Ben esperaba que alguien le hiciera esa pregunta. No quedaba claro a primera vista.
—No es más que un ejemplo de cómo un grupo puede vigilarse a sí mismo —se limitó a explicar.
Laurie no tenía más preguntas y Ben se acercó a la pizarra para añadir otra palabra a las consignas de los días anteriores, «
Fuerza mediante disciplina
» y «
Fuerza mediante comunidad
». La palabra de hoy era «
acción
».
—Ahora que ya entendemos lo que es disciplina y comunidad, nuestra próxima lección será la acción. A la larga, la disciplina y la comunidad no significan nada sin la acción. La disciplina nos da derecho a pasar a la acción. Un grupo disciplinado que tenga una meta puede pasar a la acción para alcanzarla.
Tiene
que pasar a la acción para alcanzarla. Chicos, ¿creéis en La Ola?

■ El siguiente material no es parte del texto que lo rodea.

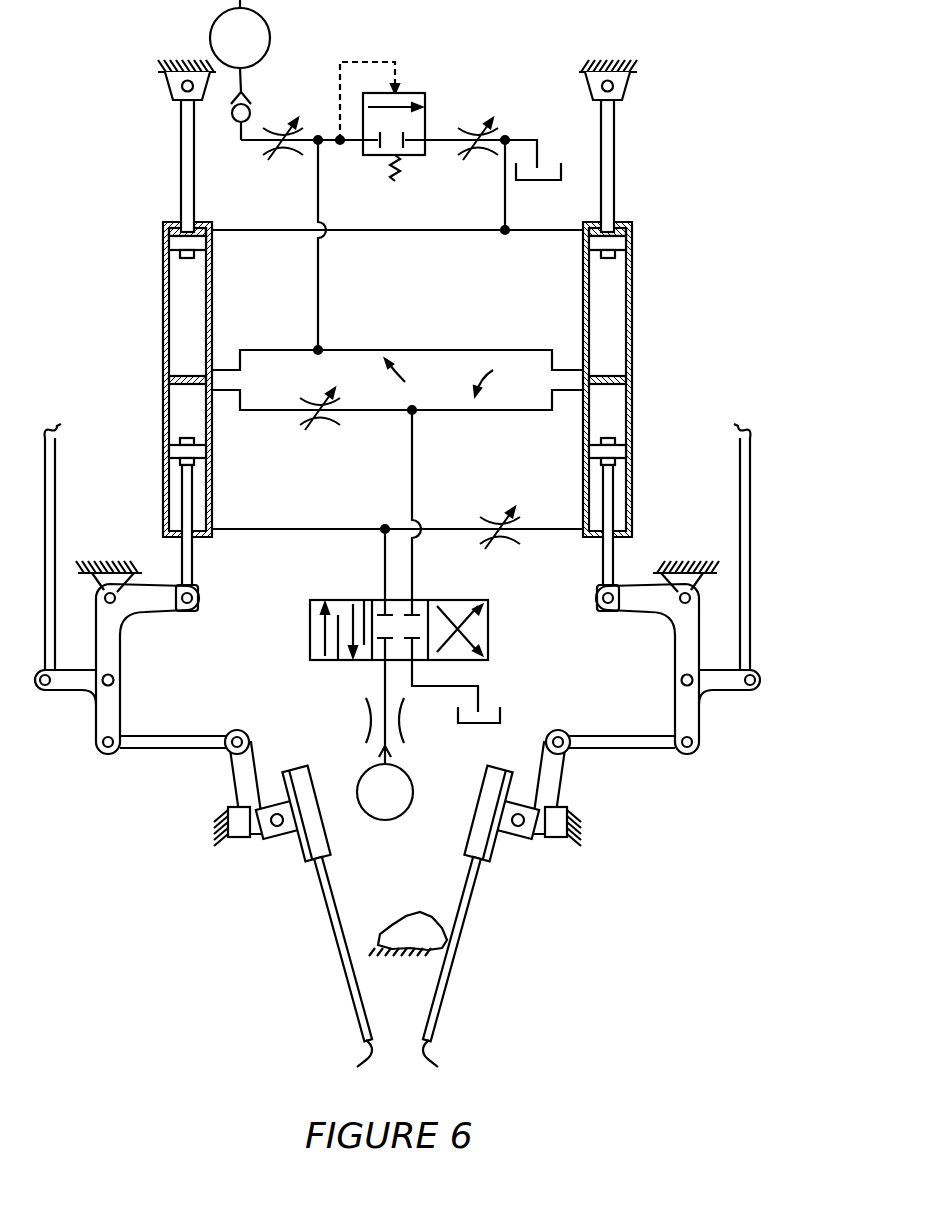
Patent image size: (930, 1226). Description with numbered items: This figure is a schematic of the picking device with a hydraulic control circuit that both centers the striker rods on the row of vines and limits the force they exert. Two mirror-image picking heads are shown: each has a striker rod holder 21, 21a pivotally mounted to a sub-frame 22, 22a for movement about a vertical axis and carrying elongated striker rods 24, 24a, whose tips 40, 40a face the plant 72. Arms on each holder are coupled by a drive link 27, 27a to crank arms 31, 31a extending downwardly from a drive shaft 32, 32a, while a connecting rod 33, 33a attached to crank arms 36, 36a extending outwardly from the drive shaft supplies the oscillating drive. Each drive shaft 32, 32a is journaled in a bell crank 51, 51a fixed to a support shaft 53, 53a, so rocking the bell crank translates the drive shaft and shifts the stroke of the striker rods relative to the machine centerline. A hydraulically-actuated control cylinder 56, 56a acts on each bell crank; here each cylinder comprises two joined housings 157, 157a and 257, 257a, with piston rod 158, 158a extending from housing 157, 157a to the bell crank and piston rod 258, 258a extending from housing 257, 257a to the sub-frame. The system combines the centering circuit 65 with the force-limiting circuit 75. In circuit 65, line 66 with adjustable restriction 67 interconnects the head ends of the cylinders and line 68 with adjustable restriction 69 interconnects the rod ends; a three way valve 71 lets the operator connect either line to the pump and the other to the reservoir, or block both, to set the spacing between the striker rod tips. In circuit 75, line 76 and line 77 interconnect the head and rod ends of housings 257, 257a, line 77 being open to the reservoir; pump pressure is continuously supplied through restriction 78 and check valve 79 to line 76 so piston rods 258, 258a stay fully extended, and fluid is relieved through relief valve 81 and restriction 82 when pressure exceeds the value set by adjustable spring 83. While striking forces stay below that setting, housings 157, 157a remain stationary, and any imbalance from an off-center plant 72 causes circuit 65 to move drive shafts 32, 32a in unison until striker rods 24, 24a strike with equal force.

The striker rod holder 21 is at (514, 832).
The striker rod holder 21a is at (268, 838).
The sub-frame 22 is at (622, 83).
The sub-frame 22a is at (163, 78).
The striker rods 24 is at (442, 962).
The striker rods 24a is at (342, 962).
The drive link 27 is at (597, 749).
The drive link 27a is at (170, 749).
The crank arms 31 is at (676, 722).
The crank arms 31a is at (118, 722).
The drive shaft 32 is at (680, 680).
The drive shaft 32a is at (116, 680).
The connecting rod 33 is at (748, 484).
The connecting rod 33a is at (56, 488).
The crank arms 36 is at (722, 690).
The crank arms 36a is at (70, 690).
The arm tip 40 is at (438, 1071).
The arm tip 40a is at (348, 1071).
The bell crank 51 is at (668, 605).
The bell crank 51a is at (122, 622).
The support shaft 53 is at (680, 590).
The support shaft 53a is at (108, 590).
The hydraulically-actuated control cylinder 56 is at (655, 332).
The hydraulically-actuated control cylinder 56a is at (158, 340).
The hydraulic control circuit 65 is at (502, 374).
The line 66 is at (478, 412).
The adjustable restriction 67 is at (325, 428).
The line 68 is at (318, 527).
The adjustable restriction 69 is at (502, 517).
The three way valve 71 is at (488, 632).
The plant 72 is at (404, 926).
The hydraulic control circuit 75 is at (415, 380).
The line 76 is at (478, 348).
The line 77 is at (370, 235).
The restriction 78 is at (279, 156).
The check valve 79 is at (252, 102).
The relief valve 81 is at (412, 93).
The restriction 82 is at (488, 132).
The adjustable spring 83 is at (396, 170).
The cylinder housing 157 is at (634, 420).
The cylinder housing 157a is at (163, 430).
The piston rod 158 is at (602, 570).
The piston rod 158a is at (194, 558).
The cylinder housing 257 is at (634, 268).
The cylinder housing 257a is at (163, 258).
The piston rod 258 is at (612, 170).
The piston rod 258a is at (181, 153).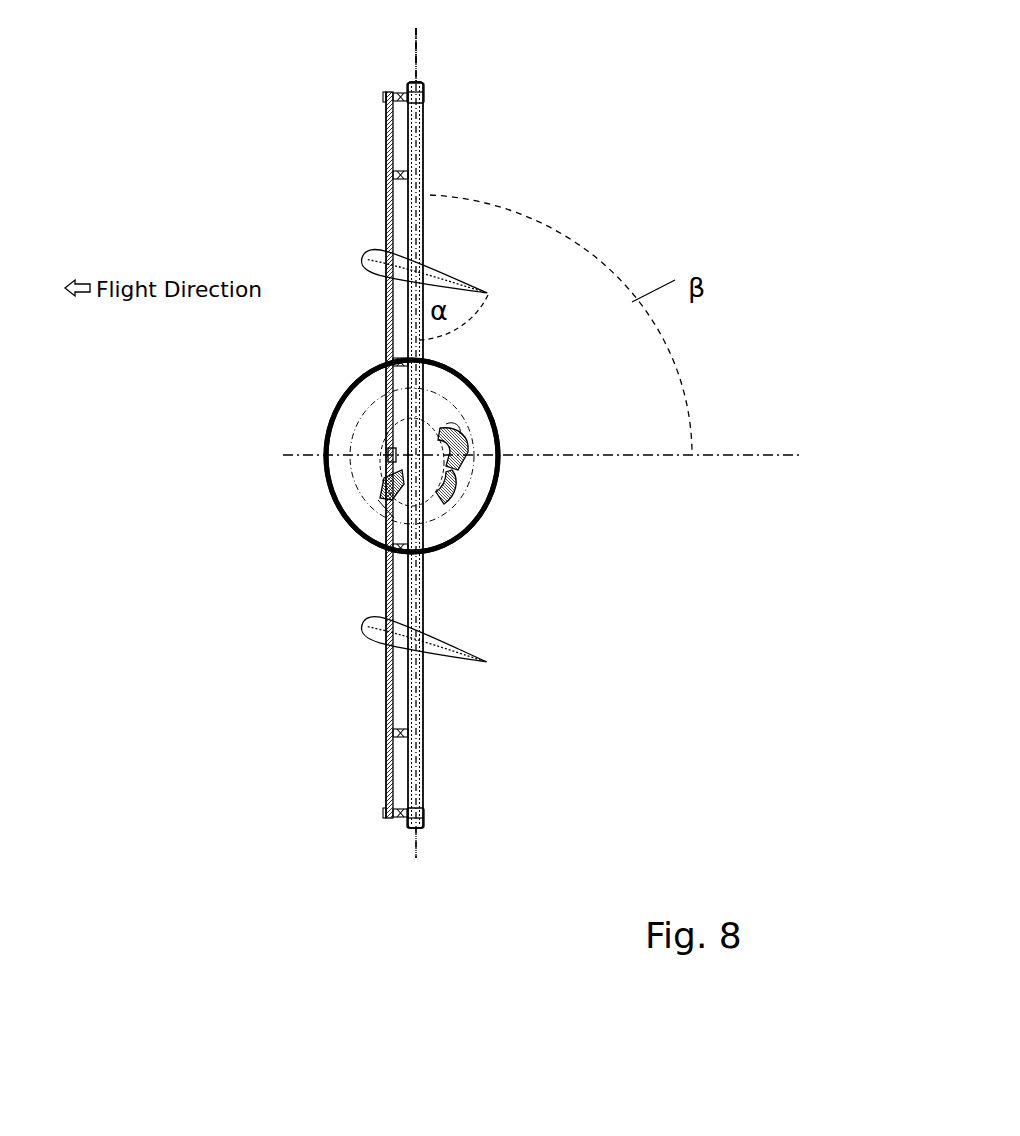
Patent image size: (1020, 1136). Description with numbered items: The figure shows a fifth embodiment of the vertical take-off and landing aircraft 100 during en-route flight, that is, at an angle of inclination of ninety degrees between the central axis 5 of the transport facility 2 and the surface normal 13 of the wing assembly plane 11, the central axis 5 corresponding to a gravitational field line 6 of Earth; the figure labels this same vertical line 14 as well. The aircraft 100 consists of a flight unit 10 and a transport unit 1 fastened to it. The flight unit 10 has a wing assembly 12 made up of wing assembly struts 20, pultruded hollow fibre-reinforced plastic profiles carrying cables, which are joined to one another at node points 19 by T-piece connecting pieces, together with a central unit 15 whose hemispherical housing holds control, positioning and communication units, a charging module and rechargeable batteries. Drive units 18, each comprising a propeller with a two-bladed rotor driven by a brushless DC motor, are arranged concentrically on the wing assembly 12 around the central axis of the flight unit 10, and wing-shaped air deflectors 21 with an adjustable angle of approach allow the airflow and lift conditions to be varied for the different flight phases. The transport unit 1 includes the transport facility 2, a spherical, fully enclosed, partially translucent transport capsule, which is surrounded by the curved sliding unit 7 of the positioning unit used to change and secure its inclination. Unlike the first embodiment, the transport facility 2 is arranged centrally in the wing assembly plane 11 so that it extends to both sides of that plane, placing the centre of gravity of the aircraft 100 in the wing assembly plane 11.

The aircraft 100 is at (184, 99).
The central axis 5 is at (415, 52).
The gravitational field line 6 is at (475, 23).
The wing assembly plane 11 is at (475, 23).
The pivot axis 14 is at (475, 23).
The node points 19 is at (425, 88).
The wing assembly 12 is at (425, 137).
The wing assembly struts 20 is at (465, 172).
The drive units 18 is at (388, 175).
The air deflectors 21 is at (368, 252).
The central unit 15 is at (348, 410).
The sliding unit 7 is at (467, 380).
The transport unit 1 is at (505, 404).
The transport facility 2 is at (483, 510).
The surface normal 13 is at (606, 460).
The flight unit 10 is at (305, 641).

Hubo un segundo de vacilación, pero la clase entera se puso en pie y contestó a coro.
—Señor Ross, sí.
El señor Ross asintió.
—Entonces, debéis pasar a la acción. No tengáis nunca miedo de actuar por lo que creéis. Como grupo, los miembros de La Ola tienen que actuar conjuntamente, como una máquina bien engrasada. Trabajando mucho y siendo fieles unos a otros, aprenderéis más deprisa y conseguiréis más resultados. Pero sólo podréis asegurar el éxito de La Ola, si os apoyáis y trabajáis conjuntamente, y obedecéis las reglas.